In the ads, Wrightson claims “Australians have suffered from a duopoly of power by the Labor and Liberal parties having their deals designed to take the Australian people’s money for their own use”.
In a reference to Palmer’s clear inspiration for his new tilt at political power, US President Donald Trump, Wrightson says: “The world is changing. In the United States of America, government waste and corruption are finally being exposed.”
Palmer made his intentions clear yesterday with the launch of his new party Trumpet of Patriots.
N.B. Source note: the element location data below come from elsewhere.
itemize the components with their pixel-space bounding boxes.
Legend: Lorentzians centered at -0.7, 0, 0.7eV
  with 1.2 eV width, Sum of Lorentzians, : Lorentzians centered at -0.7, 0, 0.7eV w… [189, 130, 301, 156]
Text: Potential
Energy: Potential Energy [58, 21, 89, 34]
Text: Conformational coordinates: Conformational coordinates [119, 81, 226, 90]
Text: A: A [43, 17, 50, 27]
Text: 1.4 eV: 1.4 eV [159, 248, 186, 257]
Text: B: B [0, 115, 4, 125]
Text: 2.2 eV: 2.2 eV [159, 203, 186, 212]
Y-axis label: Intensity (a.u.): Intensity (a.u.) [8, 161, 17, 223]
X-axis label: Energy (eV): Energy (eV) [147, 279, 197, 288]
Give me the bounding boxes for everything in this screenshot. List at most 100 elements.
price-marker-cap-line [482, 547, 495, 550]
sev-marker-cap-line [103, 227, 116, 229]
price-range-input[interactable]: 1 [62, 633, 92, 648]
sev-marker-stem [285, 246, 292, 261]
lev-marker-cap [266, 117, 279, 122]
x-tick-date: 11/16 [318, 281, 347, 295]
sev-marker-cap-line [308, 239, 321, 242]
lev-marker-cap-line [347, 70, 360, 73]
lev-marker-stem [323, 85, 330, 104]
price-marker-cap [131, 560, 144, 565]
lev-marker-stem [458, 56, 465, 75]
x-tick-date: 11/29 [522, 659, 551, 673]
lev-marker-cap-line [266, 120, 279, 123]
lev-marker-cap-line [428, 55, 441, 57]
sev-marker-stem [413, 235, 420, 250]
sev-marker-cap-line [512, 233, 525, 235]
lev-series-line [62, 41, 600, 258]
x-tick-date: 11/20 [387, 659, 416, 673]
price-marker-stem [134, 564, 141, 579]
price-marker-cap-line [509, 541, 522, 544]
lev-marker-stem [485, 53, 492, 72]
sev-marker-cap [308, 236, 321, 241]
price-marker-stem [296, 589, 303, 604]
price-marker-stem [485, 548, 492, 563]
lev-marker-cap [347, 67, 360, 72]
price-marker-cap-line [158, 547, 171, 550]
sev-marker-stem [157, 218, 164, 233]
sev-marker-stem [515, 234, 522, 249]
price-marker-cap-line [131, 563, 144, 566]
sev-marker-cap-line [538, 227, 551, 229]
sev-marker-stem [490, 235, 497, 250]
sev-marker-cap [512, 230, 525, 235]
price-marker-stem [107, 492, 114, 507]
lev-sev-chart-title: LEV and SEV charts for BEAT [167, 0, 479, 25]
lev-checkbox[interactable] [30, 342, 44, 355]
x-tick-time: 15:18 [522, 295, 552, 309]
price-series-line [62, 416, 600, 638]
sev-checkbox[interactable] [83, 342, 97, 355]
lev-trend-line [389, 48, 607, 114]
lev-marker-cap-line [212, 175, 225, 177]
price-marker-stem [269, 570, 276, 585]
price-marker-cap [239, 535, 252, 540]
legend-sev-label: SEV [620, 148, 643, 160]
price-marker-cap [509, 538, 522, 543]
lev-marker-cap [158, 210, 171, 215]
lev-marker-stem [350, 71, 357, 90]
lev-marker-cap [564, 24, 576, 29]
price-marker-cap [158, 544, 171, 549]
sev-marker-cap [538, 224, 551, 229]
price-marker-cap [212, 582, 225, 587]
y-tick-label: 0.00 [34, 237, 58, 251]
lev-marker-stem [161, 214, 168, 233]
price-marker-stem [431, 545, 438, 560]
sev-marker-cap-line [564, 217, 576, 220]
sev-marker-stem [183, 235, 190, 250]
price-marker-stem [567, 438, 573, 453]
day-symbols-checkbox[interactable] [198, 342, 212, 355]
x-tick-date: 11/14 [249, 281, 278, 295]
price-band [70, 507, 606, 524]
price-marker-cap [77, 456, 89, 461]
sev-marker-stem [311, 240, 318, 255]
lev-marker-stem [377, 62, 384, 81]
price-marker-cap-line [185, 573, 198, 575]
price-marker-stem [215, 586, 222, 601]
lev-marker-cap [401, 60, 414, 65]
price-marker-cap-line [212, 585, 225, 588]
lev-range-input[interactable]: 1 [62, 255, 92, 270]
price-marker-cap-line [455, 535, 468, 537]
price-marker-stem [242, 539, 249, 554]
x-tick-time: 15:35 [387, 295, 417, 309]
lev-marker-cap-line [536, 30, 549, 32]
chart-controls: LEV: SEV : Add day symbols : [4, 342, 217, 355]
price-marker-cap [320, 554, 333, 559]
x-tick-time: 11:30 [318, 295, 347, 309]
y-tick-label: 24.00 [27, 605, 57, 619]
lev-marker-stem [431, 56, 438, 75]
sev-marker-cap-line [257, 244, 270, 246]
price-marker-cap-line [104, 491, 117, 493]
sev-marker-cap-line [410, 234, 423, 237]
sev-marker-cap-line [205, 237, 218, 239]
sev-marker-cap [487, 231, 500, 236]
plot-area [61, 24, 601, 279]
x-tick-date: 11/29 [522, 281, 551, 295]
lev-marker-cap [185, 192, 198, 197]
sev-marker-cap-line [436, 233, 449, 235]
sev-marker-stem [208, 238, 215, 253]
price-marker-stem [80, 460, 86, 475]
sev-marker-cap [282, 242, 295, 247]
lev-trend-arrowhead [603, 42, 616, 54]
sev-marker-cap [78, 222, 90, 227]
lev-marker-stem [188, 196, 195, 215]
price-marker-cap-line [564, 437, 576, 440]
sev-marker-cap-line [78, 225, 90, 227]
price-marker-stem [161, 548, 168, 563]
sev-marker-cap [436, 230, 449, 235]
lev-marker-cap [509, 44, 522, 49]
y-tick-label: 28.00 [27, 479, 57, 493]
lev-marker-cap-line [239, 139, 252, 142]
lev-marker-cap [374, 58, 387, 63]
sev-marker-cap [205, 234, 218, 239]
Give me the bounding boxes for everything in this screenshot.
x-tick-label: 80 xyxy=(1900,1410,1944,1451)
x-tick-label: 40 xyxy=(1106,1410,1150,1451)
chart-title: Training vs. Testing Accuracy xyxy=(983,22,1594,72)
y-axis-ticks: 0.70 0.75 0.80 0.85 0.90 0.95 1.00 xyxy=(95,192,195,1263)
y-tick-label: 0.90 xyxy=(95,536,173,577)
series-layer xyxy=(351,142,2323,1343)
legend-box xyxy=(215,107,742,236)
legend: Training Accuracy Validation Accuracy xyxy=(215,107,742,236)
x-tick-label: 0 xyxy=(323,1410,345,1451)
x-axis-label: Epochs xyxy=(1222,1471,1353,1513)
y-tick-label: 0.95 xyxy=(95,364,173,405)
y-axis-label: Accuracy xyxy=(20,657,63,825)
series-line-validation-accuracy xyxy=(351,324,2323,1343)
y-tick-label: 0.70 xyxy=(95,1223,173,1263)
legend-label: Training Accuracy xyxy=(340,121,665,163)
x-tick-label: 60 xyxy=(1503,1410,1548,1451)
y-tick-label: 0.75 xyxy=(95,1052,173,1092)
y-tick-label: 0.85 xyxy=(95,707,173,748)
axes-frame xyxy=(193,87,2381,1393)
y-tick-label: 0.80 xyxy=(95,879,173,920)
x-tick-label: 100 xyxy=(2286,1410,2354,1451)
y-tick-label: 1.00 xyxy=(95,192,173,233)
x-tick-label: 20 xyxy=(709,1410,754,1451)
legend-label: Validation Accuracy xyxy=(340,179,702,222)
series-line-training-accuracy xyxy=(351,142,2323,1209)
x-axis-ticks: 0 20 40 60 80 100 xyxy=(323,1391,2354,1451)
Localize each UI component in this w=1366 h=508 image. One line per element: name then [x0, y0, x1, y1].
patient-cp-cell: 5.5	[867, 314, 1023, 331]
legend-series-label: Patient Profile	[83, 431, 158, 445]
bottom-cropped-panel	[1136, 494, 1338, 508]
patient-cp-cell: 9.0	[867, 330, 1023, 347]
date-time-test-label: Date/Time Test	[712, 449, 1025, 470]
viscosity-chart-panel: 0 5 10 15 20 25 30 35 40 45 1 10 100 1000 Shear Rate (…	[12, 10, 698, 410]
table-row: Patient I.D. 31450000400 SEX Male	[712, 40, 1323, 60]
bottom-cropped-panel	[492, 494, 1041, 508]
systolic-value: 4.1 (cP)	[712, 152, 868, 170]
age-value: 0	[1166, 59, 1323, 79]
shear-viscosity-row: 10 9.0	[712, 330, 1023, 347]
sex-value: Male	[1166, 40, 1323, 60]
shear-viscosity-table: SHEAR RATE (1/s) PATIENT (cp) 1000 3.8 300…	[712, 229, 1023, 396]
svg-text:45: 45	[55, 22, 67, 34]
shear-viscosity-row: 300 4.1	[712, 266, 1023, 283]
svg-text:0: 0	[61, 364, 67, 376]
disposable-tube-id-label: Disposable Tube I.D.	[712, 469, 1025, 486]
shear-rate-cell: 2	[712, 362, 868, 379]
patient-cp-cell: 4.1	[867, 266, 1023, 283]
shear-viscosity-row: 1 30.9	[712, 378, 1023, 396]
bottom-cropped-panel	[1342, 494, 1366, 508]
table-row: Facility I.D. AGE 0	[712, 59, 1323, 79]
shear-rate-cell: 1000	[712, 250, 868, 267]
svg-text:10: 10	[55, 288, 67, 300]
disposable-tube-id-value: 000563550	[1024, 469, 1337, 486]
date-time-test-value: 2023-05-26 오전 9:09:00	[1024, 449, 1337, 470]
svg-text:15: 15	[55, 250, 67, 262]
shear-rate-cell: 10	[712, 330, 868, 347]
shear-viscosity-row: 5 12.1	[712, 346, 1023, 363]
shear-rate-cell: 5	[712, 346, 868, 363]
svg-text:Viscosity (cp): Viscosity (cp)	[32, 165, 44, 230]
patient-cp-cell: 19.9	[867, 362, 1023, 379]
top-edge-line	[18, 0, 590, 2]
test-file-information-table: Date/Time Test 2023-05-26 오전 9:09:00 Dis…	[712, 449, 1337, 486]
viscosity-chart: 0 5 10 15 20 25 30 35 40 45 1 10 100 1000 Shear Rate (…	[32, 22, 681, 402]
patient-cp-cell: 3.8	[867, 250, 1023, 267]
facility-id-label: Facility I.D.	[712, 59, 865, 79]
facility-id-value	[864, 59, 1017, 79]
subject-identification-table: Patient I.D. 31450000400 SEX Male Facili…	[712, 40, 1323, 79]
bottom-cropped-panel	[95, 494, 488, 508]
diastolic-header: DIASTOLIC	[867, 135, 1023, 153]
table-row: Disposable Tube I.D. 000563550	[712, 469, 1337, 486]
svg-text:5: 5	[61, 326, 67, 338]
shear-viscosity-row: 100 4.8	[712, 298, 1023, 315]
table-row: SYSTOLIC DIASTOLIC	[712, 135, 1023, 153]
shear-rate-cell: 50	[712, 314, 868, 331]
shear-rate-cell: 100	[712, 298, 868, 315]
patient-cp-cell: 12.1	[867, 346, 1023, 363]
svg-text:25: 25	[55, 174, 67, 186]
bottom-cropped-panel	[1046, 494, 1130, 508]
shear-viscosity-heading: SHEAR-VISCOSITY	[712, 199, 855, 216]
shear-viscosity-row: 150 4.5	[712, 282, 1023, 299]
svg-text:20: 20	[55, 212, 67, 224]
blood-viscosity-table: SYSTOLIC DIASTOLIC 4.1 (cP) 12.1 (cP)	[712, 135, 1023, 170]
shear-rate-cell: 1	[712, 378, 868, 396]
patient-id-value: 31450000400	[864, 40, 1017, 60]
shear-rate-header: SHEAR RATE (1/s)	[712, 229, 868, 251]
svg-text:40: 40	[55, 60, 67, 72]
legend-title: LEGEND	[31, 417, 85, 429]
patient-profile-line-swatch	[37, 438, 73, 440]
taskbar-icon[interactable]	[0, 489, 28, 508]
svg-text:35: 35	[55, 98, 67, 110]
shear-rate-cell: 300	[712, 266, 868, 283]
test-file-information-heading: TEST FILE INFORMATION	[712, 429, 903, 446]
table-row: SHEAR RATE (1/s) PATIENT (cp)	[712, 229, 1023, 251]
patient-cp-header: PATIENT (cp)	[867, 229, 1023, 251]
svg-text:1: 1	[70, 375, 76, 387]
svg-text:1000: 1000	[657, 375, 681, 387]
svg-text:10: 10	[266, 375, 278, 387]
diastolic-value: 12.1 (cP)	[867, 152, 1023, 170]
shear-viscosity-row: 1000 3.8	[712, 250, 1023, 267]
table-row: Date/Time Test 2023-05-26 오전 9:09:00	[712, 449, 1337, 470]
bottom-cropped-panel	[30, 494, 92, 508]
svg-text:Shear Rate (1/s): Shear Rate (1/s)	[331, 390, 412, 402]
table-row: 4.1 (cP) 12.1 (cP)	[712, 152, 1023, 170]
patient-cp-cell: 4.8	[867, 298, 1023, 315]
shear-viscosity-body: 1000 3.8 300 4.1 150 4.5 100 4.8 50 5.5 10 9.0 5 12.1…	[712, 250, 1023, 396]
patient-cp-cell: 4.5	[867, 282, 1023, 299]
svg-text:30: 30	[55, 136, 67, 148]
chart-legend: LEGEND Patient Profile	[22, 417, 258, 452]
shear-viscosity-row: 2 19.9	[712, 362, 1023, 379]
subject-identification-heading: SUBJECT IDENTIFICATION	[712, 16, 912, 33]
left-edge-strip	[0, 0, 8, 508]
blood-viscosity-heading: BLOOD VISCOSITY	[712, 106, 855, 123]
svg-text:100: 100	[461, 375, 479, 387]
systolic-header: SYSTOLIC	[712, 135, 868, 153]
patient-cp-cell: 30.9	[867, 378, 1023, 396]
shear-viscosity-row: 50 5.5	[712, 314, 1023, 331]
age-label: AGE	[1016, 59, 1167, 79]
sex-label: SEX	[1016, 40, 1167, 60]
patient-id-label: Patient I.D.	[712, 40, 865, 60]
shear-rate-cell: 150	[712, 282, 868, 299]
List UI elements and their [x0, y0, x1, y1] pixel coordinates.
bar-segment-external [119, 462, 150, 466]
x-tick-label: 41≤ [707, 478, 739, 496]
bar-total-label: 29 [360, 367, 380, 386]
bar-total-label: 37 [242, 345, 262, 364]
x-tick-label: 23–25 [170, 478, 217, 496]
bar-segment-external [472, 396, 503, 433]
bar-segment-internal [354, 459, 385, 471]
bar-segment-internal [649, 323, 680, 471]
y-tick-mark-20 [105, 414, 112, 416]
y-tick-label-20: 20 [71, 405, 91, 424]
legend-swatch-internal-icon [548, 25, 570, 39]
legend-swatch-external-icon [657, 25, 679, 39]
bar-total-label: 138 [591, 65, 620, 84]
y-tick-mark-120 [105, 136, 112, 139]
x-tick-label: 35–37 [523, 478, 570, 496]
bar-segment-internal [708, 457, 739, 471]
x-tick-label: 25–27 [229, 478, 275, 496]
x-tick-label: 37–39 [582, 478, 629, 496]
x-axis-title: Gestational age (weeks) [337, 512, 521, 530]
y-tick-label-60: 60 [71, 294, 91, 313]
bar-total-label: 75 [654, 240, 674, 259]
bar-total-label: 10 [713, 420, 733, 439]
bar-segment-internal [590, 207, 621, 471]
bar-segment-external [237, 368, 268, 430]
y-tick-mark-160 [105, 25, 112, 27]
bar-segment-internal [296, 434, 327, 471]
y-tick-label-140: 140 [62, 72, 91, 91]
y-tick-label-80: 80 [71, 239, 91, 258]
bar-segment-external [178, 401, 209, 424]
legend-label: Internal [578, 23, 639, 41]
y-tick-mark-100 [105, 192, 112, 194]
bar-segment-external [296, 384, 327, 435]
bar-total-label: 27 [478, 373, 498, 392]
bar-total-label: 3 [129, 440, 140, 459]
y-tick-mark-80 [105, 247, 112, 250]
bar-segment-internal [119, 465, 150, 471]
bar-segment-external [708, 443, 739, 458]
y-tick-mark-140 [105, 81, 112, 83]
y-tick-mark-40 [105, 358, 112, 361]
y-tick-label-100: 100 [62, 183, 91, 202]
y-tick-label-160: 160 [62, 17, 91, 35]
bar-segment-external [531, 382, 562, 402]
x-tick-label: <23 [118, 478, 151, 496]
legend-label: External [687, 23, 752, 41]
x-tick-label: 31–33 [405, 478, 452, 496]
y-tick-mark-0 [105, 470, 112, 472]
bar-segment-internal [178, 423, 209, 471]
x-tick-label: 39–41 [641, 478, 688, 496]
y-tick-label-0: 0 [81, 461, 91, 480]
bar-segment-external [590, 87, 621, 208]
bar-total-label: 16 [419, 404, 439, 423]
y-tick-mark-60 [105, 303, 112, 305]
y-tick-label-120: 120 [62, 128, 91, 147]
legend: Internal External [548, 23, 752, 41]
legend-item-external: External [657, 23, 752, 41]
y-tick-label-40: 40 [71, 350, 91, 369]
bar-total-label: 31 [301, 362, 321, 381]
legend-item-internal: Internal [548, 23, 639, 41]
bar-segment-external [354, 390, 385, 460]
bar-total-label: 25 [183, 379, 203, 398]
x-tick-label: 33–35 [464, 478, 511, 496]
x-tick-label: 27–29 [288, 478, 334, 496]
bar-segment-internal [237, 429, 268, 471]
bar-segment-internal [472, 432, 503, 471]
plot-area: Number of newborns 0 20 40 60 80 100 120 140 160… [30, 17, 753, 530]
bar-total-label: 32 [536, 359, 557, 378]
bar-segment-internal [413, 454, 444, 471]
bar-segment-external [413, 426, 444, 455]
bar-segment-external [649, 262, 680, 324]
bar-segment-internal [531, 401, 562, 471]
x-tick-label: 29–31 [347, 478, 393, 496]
While the billionaire was wholly unsuccessful at capturing any lower house seats at the previous election, despite throwing hundreds of millions of dollars at that campaign, election analyst William Bowe said it wouldn’t be impossible things could turn out differently this time around.
“Palmer is clearly going all out to get Wrightson elected in Hunter, and [it’s] not a bad seat for him to choose,” said Bowe, who runs the blog The Poll Bludger.
“Hunter, where One Nation did particularly well in 2019, is a coal mining seat that has a lot in common with pro-Trump territory like West Virginia and the rural midwest.”

Labor’s Dan Repacholi won the seat in 2022, with a post-election margin of 4% against the Nationals.
Palmer told Nine newspapers overnight he would be targeting Coalition seats in his new campaign, but Trumpet of Patriots won’t be the only conservative challenger in the race.
Lyle Shelton’s Family First Party clearly felt the heat after Palmer’s announcement, issuing a media release where he warned the new outfit would risk fragmenting the conservative vote.
“While we wish Clive’s latest venture all the best, we would encourage people to consider what is sustainable and what can stand the test of time,” Shelton said in the media release.
The former managing director of the Australian Christian Lobby and prominent “No” campaigner in the marriage equality survey appears to be fonder of another one of his rivals, ex-Queensland Coalition senator Gerard Rennick.
Australian Electoral Commission documents show Shelton’s party consented to Rennick calling his new party Gerard Rennick People First. Had Family First not done so, it’s possible the electoral commission would have deemed the two names too similar.
But Shelton played down the affinity between the two parties — and any perceived animosity towards Trumpet of Patriots — in a comment to Crikey.
“Our statement was not a case of feeling more or less positive about either. We simply recognise the obvious — the more of us in the space, the more the vote will be fragmented,” Shelton said. “But the reality is citizens in Australia are free to organise politically and we chose not to impede Senator Rennick’s plans to establish his own party.”
“Where values align we will seek to collaborate and hope we can do so with Mr Palmer’s new party as well. Of course Family First would have preferred that two new parties on the centre right did not emerge, but again, that is democracy. We are three-and-half-years into the rebuild of Family First and are committed to the long haul well beyond the current electoral cycle.”
A spokesperson for Palmer refused to comment when contacted by Crikey on Wednesday. Perhaps inspired by Trump’s disdain of the media, the person wrote in a text message: “Not interested in talking to cricket.”